The Problem
An application is getting “connection refused” from other servers. The application is accessible from localhost and also it listens to the expected port.
The Solution
This may be a case of Firewall on the local server dropping inbound connection attempts from other servers. By default, CentOS/RHEL 7 uses the FIREWALLD service to manage the IPTABLES rules. The older IPTABLES subsystem is still available and may be used directly if the FIREWALLD service is disabled.
Determine if the FIREWALLD service is being used
To see if the firewalld target is active on the system, use the below command:
# systemctl status firewalld.service ● firewalld.service - firewalld - dynamic firewall daemon Loaded: loaded (/usr/lib/systemd/system/firewalld.service; disabled; vendor preset: enabled) Active: active (running) since Thu 2017-12-21 15:03:59 EST; 4s ago Docs: man:firewalld(1) Main PID: 18880 (firewalld) CGroup: /system.slice/firewalld.service └─18880 /usr/bin/python -Es /usr/sbin/firewalld --nofork --nopid Dec 21 15:03:58 testserver systemd[1]: Starting firewalld - dynamic firewall daemon... Dec 21 15:03:59 testserver systemd[1]: Started firewalld - dynamic firewall daemon. Dec 21 15:04:01 testserver firewalld[18880]: WARNING: ICMP type 'beyond-scope' is not supported by the kernel for ipv6. Dec 21 15:04:01 testserver firewalld[18880]: WARNING: beyond-scope: INVALID_ICMPTYPE: No supported ICMP type., ignoring for run-time. Dec 21 15:04:01 testserver firewalld[18880]: WARNING: ICMP type 'failed-policy' is not supported by the kernel for ipv6. Dec 21 15:04:01 testserver firewalld[18880]: WARNING: failed-policy: INVALID_ICMPTYPE: No supported ICMP type., ignoring for run-time. Dec 21 15:04:01 testserver firewalld[18880]: WARNING: ICMP type 'reject-route' is not supported by the kernel for ipv6. Dec 21 15:04:01 testserver firewalld[18880]: WARNING: reject-route: INVALID_ICMPTYPE: No supported ICMP type., ignoring for run-time.
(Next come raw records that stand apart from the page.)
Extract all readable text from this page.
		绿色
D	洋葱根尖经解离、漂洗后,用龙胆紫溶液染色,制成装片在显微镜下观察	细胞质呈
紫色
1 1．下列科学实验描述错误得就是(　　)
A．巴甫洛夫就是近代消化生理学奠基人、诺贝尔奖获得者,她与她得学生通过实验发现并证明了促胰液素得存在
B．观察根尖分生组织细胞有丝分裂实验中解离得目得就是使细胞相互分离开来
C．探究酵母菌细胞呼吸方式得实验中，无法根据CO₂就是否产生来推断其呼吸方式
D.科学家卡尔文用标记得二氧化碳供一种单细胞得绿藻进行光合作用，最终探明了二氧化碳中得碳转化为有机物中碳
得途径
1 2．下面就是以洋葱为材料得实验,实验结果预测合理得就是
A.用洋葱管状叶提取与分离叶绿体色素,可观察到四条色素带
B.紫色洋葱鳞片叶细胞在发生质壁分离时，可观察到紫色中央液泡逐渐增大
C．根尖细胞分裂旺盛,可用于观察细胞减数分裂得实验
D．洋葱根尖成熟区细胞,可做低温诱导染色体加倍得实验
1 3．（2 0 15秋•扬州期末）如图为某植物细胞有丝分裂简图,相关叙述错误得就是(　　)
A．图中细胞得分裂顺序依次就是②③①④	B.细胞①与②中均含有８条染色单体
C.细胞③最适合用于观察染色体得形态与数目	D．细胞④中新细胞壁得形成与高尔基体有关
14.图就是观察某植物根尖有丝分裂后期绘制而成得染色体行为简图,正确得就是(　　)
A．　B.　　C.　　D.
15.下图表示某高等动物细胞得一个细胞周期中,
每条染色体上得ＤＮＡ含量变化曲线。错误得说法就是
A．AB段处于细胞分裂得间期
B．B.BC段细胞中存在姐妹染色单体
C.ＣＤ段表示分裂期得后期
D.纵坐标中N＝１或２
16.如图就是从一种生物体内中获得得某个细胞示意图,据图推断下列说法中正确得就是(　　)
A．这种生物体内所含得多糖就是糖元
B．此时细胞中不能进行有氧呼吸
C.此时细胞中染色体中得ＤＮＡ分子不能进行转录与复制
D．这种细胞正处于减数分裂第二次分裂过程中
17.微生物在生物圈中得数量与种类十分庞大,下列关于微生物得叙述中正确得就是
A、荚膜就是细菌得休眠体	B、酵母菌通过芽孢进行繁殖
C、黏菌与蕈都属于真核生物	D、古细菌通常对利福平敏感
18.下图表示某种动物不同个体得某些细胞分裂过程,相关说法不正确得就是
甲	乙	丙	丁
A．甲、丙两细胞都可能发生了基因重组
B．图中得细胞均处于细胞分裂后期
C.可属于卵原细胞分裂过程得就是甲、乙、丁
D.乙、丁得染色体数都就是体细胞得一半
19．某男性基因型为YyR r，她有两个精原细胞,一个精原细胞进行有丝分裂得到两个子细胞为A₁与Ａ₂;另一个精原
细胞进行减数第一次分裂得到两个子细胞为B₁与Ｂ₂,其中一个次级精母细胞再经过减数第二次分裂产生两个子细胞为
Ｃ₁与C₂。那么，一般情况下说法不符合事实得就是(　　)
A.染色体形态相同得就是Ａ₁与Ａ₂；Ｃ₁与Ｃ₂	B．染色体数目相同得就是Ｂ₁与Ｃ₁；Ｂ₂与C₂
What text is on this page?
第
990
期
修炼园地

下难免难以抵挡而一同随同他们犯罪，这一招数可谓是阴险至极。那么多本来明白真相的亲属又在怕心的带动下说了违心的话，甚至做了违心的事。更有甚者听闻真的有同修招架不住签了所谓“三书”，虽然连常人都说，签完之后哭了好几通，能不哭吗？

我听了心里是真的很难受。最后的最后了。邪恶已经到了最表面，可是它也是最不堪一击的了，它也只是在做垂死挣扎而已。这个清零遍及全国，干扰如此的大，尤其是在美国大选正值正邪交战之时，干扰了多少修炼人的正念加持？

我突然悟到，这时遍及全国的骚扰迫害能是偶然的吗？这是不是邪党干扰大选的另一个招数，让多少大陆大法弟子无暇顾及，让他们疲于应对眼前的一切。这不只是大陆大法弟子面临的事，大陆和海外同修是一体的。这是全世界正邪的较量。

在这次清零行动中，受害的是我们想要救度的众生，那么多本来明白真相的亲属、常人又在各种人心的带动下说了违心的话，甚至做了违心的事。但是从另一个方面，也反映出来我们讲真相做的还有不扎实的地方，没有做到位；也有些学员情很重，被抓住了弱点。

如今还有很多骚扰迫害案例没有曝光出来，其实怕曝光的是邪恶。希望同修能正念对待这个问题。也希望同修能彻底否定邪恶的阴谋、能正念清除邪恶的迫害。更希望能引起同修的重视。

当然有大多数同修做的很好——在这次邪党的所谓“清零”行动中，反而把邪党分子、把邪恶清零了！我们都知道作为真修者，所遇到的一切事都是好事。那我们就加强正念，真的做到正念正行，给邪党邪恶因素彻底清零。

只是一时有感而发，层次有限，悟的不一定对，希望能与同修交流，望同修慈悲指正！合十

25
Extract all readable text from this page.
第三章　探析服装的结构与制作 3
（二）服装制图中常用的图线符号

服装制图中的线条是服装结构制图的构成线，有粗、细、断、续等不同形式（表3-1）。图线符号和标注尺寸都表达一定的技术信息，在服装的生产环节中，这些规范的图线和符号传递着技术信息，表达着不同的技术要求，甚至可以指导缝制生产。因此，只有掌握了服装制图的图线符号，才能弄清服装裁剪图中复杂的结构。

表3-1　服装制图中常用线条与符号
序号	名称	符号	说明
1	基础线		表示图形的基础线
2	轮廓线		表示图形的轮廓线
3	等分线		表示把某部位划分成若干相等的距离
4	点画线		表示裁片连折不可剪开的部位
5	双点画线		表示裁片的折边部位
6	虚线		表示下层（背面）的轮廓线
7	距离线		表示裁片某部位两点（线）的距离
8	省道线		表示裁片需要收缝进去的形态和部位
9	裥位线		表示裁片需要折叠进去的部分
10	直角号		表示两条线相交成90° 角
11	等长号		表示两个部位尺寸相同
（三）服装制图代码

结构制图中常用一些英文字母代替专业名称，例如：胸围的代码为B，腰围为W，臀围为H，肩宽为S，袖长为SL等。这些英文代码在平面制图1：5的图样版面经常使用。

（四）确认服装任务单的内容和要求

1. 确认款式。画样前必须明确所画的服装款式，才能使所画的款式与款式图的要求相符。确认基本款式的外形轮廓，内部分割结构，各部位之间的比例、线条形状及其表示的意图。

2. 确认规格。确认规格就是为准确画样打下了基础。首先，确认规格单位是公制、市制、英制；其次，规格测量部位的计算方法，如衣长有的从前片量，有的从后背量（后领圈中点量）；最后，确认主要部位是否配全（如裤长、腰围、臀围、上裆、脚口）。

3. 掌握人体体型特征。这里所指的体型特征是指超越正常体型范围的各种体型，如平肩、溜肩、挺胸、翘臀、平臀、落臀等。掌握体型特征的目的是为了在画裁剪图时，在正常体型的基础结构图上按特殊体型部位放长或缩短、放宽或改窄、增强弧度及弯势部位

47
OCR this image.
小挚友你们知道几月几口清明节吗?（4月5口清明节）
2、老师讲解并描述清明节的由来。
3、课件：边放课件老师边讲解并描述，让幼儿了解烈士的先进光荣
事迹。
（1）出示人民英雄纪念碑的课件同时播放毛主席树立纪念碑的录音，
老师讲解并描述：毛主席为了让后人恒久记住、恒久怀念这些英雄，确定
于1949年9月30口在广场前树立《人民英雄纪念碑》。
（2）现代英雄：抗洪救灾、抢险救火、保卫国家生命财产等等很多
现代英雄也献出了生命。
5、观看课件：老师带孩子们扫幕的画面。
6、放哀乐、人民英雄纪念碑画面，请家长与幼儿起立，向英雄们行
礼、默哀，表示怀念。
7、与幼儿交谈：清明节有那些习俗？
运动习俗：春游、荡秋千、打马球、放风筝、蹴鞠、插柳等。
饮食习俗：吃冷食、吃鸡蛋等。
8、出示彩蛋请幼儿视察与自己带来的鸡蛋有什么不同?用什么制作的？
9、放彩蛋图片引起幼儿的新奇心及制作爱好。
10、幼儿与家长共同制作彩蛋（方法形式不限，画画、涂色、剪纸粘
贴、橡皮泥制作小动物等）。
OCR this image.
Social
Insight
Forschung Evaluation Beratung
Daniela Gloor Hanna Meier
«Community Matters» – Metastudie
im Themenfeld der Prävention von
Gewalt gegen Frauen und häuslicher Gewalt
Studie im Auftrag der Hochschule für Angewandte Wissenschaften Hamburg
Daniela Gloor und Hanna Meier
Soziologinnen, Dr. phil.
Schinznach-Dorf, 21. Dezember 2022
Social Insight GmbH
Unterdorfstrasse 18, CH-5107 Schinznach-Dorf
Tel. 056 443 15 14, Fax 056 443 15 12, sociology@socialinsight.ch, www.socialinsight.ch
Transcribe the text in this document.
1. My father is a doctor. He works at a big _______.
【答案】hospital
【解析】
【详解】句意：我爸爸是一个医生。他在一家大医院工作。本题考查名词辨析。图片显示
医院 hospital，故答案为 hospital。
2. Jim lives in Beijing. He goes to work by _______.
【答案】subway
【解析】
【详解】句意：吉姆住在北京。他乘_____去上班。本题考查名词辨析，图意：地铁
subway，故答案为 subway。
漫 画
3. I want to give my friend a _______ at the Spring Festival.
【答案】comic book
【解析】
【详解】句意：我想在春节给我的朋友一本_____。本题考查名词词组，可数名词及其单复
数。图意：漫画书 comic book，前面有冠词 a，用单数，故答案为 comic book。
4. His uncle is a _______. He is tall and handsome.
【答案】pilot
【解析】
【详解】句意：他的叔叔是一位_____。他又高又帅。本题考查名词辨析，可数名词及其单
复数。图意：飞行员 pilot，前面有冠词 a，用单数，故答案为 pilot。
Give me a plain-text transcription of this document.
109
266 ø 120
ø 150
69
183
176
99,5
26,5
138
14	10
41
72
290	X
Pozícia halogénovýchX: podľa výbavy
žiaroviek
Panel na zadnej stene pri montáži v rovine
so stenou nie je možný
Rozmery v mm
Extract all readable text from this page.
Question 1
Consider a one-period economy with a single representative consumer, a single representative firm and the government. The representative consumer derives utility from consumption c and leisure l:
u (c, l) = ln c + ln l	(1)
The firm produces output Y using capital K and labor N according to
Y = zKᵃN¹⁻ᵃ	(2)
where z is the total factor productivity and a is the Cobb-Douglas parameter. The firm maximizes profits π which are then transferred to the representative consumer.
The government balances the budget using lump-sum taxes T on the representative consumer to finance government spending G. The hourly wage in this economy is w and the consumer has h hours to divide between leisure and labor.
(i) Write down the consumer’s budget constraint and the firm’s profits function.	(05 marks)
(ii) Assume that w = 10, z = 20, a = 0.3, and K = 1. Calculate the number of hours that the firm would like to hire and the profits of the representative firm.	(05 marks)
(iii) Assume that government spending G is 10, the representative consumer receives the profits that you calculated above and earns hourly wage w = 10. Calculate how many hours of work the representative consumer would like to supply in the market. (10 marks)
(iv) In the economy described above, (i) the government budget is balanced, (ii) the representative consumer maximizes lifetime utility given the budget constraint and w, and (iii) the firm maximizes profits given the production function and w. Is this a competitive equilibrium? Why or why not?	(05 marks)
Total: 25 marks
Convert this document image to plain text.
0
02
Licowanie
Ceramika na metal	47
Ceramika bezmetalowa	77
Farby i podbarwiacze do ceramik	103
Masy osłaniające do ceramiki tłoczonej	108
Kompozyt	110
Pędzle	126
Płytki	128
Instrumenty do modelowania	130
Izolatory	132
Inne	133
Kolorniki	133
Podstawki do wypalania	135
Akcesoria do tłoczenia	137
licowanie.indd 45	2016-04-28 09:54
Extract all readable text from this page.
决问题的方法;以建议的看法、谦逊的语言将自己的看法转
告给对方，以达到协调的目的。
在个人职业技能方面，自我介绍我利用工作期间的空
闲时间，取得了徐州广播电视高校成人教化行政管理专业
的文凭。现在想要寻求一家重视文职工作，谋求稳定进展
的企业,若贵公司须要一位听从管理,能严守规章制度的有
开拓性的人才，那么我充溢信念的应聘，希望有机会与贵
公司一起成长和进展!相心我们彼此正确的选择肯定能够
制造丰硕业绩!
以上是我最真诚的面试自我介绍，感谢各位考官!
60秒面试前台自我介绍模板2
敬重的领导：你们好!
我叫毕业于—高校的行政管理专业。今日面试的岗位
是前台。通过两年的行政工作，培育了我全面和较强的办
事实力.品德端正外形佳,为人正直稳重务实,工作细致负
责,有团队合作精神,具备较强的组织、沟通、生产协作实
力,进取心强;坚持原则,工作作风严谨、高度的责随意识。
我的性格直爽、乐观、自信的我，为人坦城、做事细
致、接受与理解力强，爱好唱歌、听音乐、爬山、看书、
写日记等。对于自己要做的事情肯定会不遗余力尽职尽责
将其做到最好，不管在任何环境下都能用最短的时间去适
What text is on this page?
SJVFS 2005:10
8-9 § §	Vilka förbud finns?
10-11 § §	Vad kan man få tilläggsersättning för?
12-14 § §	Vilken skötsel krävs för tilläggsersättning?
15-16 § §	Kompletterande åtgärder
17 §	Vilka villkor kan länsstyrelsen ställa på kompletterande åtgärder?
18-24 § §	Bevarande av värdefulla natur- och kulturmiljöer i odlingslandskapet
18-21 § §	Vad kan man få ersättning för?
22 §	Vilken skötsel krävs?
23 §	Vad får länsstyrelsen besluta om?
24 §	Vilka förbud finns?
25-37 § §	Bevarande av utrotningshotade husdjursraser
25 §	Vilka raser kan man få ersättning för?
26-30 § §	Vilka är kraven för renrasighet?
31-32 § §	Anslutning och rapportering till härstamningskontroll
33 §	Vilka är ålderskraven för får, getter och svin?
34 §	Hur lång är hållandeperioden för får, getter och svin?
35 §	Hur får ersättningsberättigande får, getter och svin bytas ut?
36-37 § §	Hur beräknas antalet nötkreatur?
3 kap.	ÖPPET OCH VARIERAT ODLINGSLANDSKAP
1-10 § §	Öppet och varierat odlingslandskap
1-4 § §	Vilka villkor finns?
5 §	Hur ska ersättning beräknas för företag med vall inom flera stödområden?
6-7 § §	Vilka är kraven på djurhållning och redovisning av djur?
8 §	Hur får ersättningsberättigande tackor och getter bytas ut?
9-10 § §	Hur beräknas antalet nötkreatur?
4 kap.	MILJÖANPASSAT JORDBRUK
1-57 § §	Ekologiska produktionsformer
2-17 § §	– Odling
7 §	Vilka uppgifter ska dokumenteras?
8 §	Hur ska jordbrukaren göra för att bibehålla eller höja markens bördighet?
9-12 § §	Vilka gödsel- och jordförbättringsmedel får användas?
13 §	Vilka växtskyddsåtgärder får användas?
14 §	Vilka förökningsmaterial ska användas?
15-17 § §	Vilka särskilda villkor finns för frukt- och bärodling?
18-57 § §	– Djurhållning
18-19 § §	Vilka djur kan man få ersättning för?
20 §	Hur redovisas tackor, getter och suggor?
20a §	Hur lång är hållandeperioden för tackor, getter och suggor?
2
As you can see from the output above, the firewalld service in active and running.
Determine if the IPTABLES service is being used
To determine if the iptables service is running on the system, use the below command.
# systemctl status iptables.service * iptables.service - IPv4 firewall with iptables Loaded: loaded (/usr/lib/systemd/system/iptables.service; enabled; vendor preset: disabled) Active: active (exited) since Thu 2017-12-21 17:51:12 UTC; 26min ago Process: 440 ExecStart=/usr/libexec/iptables/iptables.init start (code=exited, status=0/SUCCESS) Main PID: 440 (code=exited, status=0/SUCCESS) CGroup: /system.slice/iptables.service Dec 21 17:51:12 testserver systemd[1]: Starting IPv4 firewall with iptables... Dec 21 17:51:12 testserver iptables.init[440]: iptables: Applying firewall rules: [ OK ] Dec 21 17:51:12 testserver systemd[1]: Started IPv4 firewall with iptables.
As seen from the output above, the iptables target is in disabled state.
Prior to CentOS/RHEL 7, checking the system firewall using the iptables command was sufficient to know if a firewall was being used. For example, checking with below command was enough to determine how to control the firewall rules:
# iptables -L Chain INPUT (policy ACCEPT) target prot opt source destination ACCEPT udp -- anywhere anywhere udp dpt:domain ACCEPT tcp -- anywhere anywhere tcp dpt:domain ... INPUT_direct all -- anywhere anywhere INPUT_ZONES_SOURCE all -- anywhere anywhere INPUT_ZONES all -- anywhere anywhere DROP all -- anywhere anywhere ctstate INVALID REJECT all -- anywhere anywhere reject-with icmp-host-prohibited
With CentOS/RHEL 7, either the newer FIREWALLD service or the older IPTABLES-SERVICE could be controlling the firewall rules.